460 F2d 1191 Edwards v. Flowers
460 F.2d 1191
Juanita EDWARDS and Cordelia Workman, individually and on
behalf of all other persons similarly situated, Appellants,
Edwin FLOWERS, Commissioner, West Virginia Department of
Welfare, et al., Appellees.
United States Court of Appeals,
Argued April 13, 1972.
Decided May 17, 1972.
Michael B. Glomb, Legal Aid Society of Charleston, Charleston, W. Va. (Herbert E. Buhl, III, Legal Aid Service Agency, and E. Gail Falk, Legal Aid Society, Charleston, W. Va., on brief), for appellants.
Phillip D. Gaujot, Asst. Atty. Gen. of West Virginia (Chauncey H. Browning, Jr., Atty. Gen. of W. Va., on brief), for appellees.
Before HAYNSWORTH, Chief Judge, and BRYAN and CRAVEN, Circuit Judges.
The individual claims of the named plaintiffs about delay in the processing of their welfare claims having been satisfied in full, the action was dismissed as moot. This was correct since it could not be continued as a class action without a showing of a discernible class with the requisite community of interest.

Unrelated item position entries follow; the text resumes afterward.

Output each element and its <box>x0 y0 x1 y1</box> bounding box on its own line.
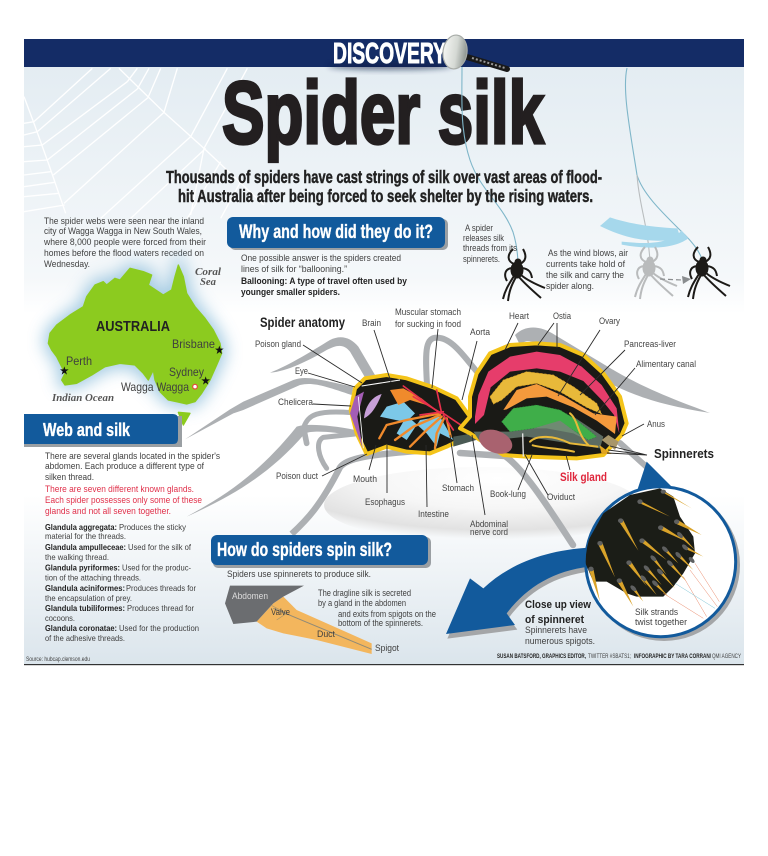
anatomy labels: Intestine <box>418 509 449 519</box>
text block: glands: There are several glands located in the spider's <box>45 451 220 462</box>
text block: gland list: Produces threads for <box>126 583 196 593</box>
text block: gland list: Glandula aciniformes: <box>45 583 125 593</box>
anatomy labels: Heart <box>509 311 529 321</box>
text block: intro: The spider webs were seen near the inland <box>44 216 204 227</box>
text block: spider releases silk <box>463 223 517 264</box>
map of Australia: Brisbane <box>172 337 215 351</box>
subtitle: Thousands of spiders have cast strings of silk over vast areas of flood- <box>166 167 602 187</box>
text block: gland list: Glandula ampulleceae: <box>45 542 126 552</box>
header band <box>24 39 744 67</box>
text: spinnerets intro: Spiders use spinnerets to produce silk. <box>227 569 371 580</box>
anatomy labels: Muscular stomach <box>395 307 461 317</box>
text block: seven glands: Each spider possesses only some of these <box>45 495 202 506</box>
cephalothorax organs <box>350 380 483 448</box>
diagram: spinneret section: Duct <box>317 629 335 640</box>
text block: spider releases silk: spinnerets. <box>463 254 500 264</box>
title: Spider silk <box>222 63 545 162</box>
text: dragline: by a gland in the abdomen <box>318 598 406 608</box>
text block: intro: Wednesday. <box>44 259 90 270</box>
text: close up view: Close up view <box>525 599 591 611</box>
anatomy labels: Esophagus <box>365 497 405 507</box>
text block: gland list: Glandula aggregata: <box>45 522 117 532</box>
diagram: spinneret section <box>225 586 399 654</box>
text block: glands: abdomen. Each produce a different type of <box>45 461 204 472</box>
green glands <box>502 405 597 440</box>
anatomy labels: Brain <box>362 318 381 328</box>
panel background <box>24 60 744 664</box>
text block: wind: the silk and carry the <box>546 270 624 281</box>
text block: gland list: Produces thread for <box>127 603 194 613</box>
text block: gland list <box>45 522 199 643</box>
text block: glands: silken thread. <box>45 472 94 483</box>
text block: spider releases silk: releases silk <box>463 233 504 243</box>
banner: how do spiders spin silk: How do spiders spin silk? <box>217 540 392 561</box>
anatomy labels <box>255 307 714 537</box>
silk glands <box>530 413 597 452</box>
anatomy labels: Book-lung <box>490 489 526 499</box>
text block: ballooning: Ballooning: A type of travel often used by <box>241 276 408 287</box>
text block: spider releases silk: threads from its <box>463 243 517 253</box>
arrow: close up <box>446 462 675 639</box>
text: silk strands <box>635 607 687 627</box>
icon: black spider <box>688 247 730 299</box>
text block: wind <box>546 248 628 292</box>
anatomy labels: Chelicera <box>278 397 313 407</box>
text block: intro <box>43 216 206 270</box>
credit: TWITTER #SBATS1; <box>588 654 631 660</box>
map of Australia: Wagga Wagga <box>121 380 189 394</box>
text block: intro: homes before the flood waters receded on <box>44 248 204 259</box>
text block: gland list: Used for the produc- <box>122 562 191 572</box>
text block: seven glands: glands and not all seven together. <box>45 506 171 517</box>
text: close up view: numerous spigots. <box>525 636 595 647</box>
banner: why and how <box>227 217 448 250</box>
text: dragline: bottom of the spinnerets. <box>338 618 423 628</box>
text block: ballooning <box>241 253 408 298</box>
credit: INFOGRAPHIC BY TARA CORRAN/ <box>634 654 711 660</box>
text block: gland list: the walking thread. <box>45 552 109 562</box>
text block: gland list: cocoons. <box>45 613 75 623</box>
text block: wind: spider along. <box>546 281 594 292</box>
text: close up view <box>525 599 595 647</box>
text block: wind: As the wind blows, air <box>548 248 628 259</box>
anatomy labels: Oviduct <box>547 492 575 502</box>
credit <box>497 654 741 660</box>
text block: gland list: material for the threads. <box>45 531 126 541</box>
text block: gland list: Glandula pyriformes: <box>45 562 120 572</box>
text: dragline: The dragline silk is secreted <box>318 588 411 598</box>
anatomy labels: Aorta <box>470 327 490 337</box>
spider legs <box>185 328 710 545</box>
text: close up view: of spinneret <box>525 614 584 626</box>
text: silk strands: Silk strands <box>635 607 678 617</box>
map of Australia: Sydney <box>169 365 204 379</box>
silk threads <box>462 67 703 266</box>
icon: magnifying glass <box>441 33 507 71</box>
anatomy labels: Pancreas-liver <box>624 339 676 349</box>
anatomy labels: Mouth <box>353 474 377 484</box>
text block: gland list: Glandula tubiliformes: <box>45 603 125 613</box>
credit: QMI AGENCY <box>712 654 741 660</box>
map of Australia: Perth <box>66 354 92 368</box>
text block: gland list: of the adhesive threads. <box>45 633 125 643</box>
text block: intro: city of Wagga Wagga in New South Wales, <box>44 226 202 237</box>
header label: Discovery <box>328 38 452 70</box>
anatomy labels: Stomach <box>442 483 474 493</box>
text block: gland list: Used for the silk of <box>128 542 192 552</box>
anatomy labels: Anus <box>647 419 665 429</box>
text block: seven glands <box>45 484 202 517</box>
map of Australia <box>48 265 224 425</box>
text block: wind: currents take hold of <box>546 259 625 270</box>
wind swoosh <box>600 217 688 248</box>
anatomy labels: Abdominal <box>470 519 508 529</box>
anatomy: thorax <box>350 375 483 454</box>
heart <box>475 352 619 433</box>
banner: why and how: Why and how did they do it? <box>239 222 433 243</box>
text block: gland list: Used for the production <box>119 623 199 633</box>
source: Source: hubcap.clemson.edu <box>26 657 90 663</box>
anatomy labels: nerve cord <box>470 527 508 537</box>
anatomy labels: for sucking in food <box>395 319 461 329</box>
map of Australia: Sea <box>200 277 216 288</box>
text block: gland list: Glandula coronatae: <box>45 623 117 633</box>
text: close up view: Spinnerets have <box>525 625 587 636</box>
subtitle <box>166 167 602 206</box>
icon: grey spider <box>635 247 677 299</box>
book lung <box>475 425 516 458</box>
anatomy labels: Eye <box>295 366 308 376</box>
diagram: spinneret section: Spigot <box>375 643 399 654</box>
map of Australia: Coral <box>195 267 221 278</box>
banner: web and silk <box>24 414 182 447</box>
icon: spider hanging <box>503 249 545 301</box>
subtitle: hit Australia after being forced to seek shelter by the rising waters. <box>178 186 593 206</box>
credit: SUSAN BATSFORD, GRAPHICS EDITOR, <box>497 654 586 660</box>
text: dragline: and exits from spigots on the <box>338 609 436 619</box>
anatomy: abdomen <box>460 343 627 458</box>
text block: gland list: the encapsulation of prey. <box>45 593 132 603</box>
anatomy labels: Ostia <box>553 311 571 321</box>
spider shadow <box>324 467 640 543</box>
map of Australia: Indian Ocean <box>51 393 114 404</box>
anatomy labels: Poison duct <box>276 471 318 481</box>
anatomy labels: Spider anatomy <box>260 314 345 330</box>
text block: intro: where 8,000 people were forced from their <box>43 237 206 248</box>
anatomy labels: Silk gland <box>560 472 607 484</box>
leader lines <box>303 323 647 515</box>
grey tissue <box>473 417 603 448</box>
pancreas-liver <box>490 372 602 414</box>
text block: spider releases silk: A spider <box>465 223 493 233</box>
anatomy labels: Ovary <box>599 316 620 326</box>
banner: how do spiders spin silk <box>211 535 431 568</box>
text block: seven glands: There are seven different known glands. <box>45 484 194 495</box>
header label: Discovery: DISCOVERY <box>333 38 446 70</box>
spinneret <box>602 435 619 450</box>
anatomy labels: Spinnerets <box>654 446 714 461</box>
diagram: spinneret section: Abdomen <box>232 591 268 602</box>
text block: ballooning: younger smaller spiders. <box>241 287 340 298</box>
text: dragline <box>318 588 436 628</box>
diagram: spinneret section: Valve <box>271 607 290 618</box>
text block: gland list: tion of the attaching threads. <box>45 572 141 582</box>
map of Australia: AUSTRALIA <box>96 318 170 335</box>
anatomy labels: Alimentary canal <box>636 359 696 369</box>
arrow: drift <box>660 276 691 284</box>
ovary <box>503 384 617 434</box>
text block: gland list: Produces the sticky <box>119 522 187 532</box>
banner: web and silk: Web and silk <box>43 420 131 440</box>
text: silk strands: twist together <box>635 617 687 627</box>
text block: ballooning: lines of silk for “ballooning.” <box>241 264 347 275</box>
close-up lens <box>584 487 740 641</box>
text block: glands <box>45 451 220 483</box>
text block: ballooning: One possible answer is the spiders created <box>241 253 401 264</box>
anatomy labels: Poison gland <box>255 339 301 349</box>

CRAVEN, Circuit Judge (dissenting):
In the face of a statute and regulations, 42 U.S.C. Sec. 1352(a) (10) and the Handbook of Public Assistance Administration, Part IV Secs. 2200(b) (3), (4), 2300(b) (3), (5), requiring that Aid to the Disabled (AD) claims be decided either negatively or affirmatively within 60 days, the state agency here involved failed to act on petitioners' claims for a period of eight months as to Juanita Edwards and for a period of seven months as to Cordelia Workman. At least one other person is known to have been similarly delayed.
The utilization of simple discovery procedures, available under the federal rules, would have doubtless prevented dismissal of this complaint in the court below, or else made it plainly justifiable. Interrogatories to state officials would have determined whether there are hundreds of claimants similarly situated or very few isolated instances. If the interrogatory method had been inconclusive, certainly inspection of records would have conclusively established whether or not there exists a class.
I think it doubtful that belated payment of a claim in violation of a statutory duty moots the case and requires affirmance of the dismissal.
[V]oluntary cessation of allegedly illegal conduct does not deprive the tribunal of power to hear and determine the case, i. e., does not make the case . . . A controversy may remain to be settled in such circumstances, . . . e. g., a dispute over the legality of the challenged practices. . . . The defendant is free to return to his old ways. This, together with a public interest in having the legality of the practices settled, militates against a mootness conclusion. . . .
The case may nevertheless be moot if the defendant can demonstrate that "there is no reasonable expectation that the wrong will be repeated." The burden is a heavy one. . . .
Along with its power to hear the case, the court's power to grant injunctive relief survives discontinuance of the illegal conduct. . . . The purpose of an injunction is to prevent future violations, . . . and, of course, it can be utilized even without a showing of past wrongs. But the moving party must satisfy the court that relief is needed. The necessary determination is that there exists some cognizable danger of recurrent violation, something more than the mere possibility which serves to keep the case alive.
United States v. W. T. Grant Co., 345 U.S. 629, 632-633, 73 S.Ct. 894, 897, 97 L.Ed. 1303 (1953). Initial qualification for AD benefits does not qualify one for benefits thereafter as a matter of course. Eligibility for AD assistance is a function of the applicant's physical condition and its relationship to his employability. All recipients of AD are subject to yearly reviews of eligibility. West Virginia Assistance Payments Manual Sec. 32100. In addition, any change in a recipient's social and medical situation requires the Department's eligibility worker to initiate a redetermination of the recipient's current eligibility. West Virginia Assistance Payments Manual Sec. 46260. At least one of the plaintiffs in this case may be subject to a redetermination of eligibility. The danger of future violation and the public interest in preventing delays on claims strongly suggest to me that the case should have been fully developed below.
Be that as it may, I am compelled to protest the protection that surrounds state and federal bureaucratic agencies in the discharge of their statutorily mandated duties. Delay in the courts, and in the agencies of both state and federal government, in the processing of people's claims has become a national scandal.
I would remand for trial on the merits, or, at the very least, for determination of the existence of a class.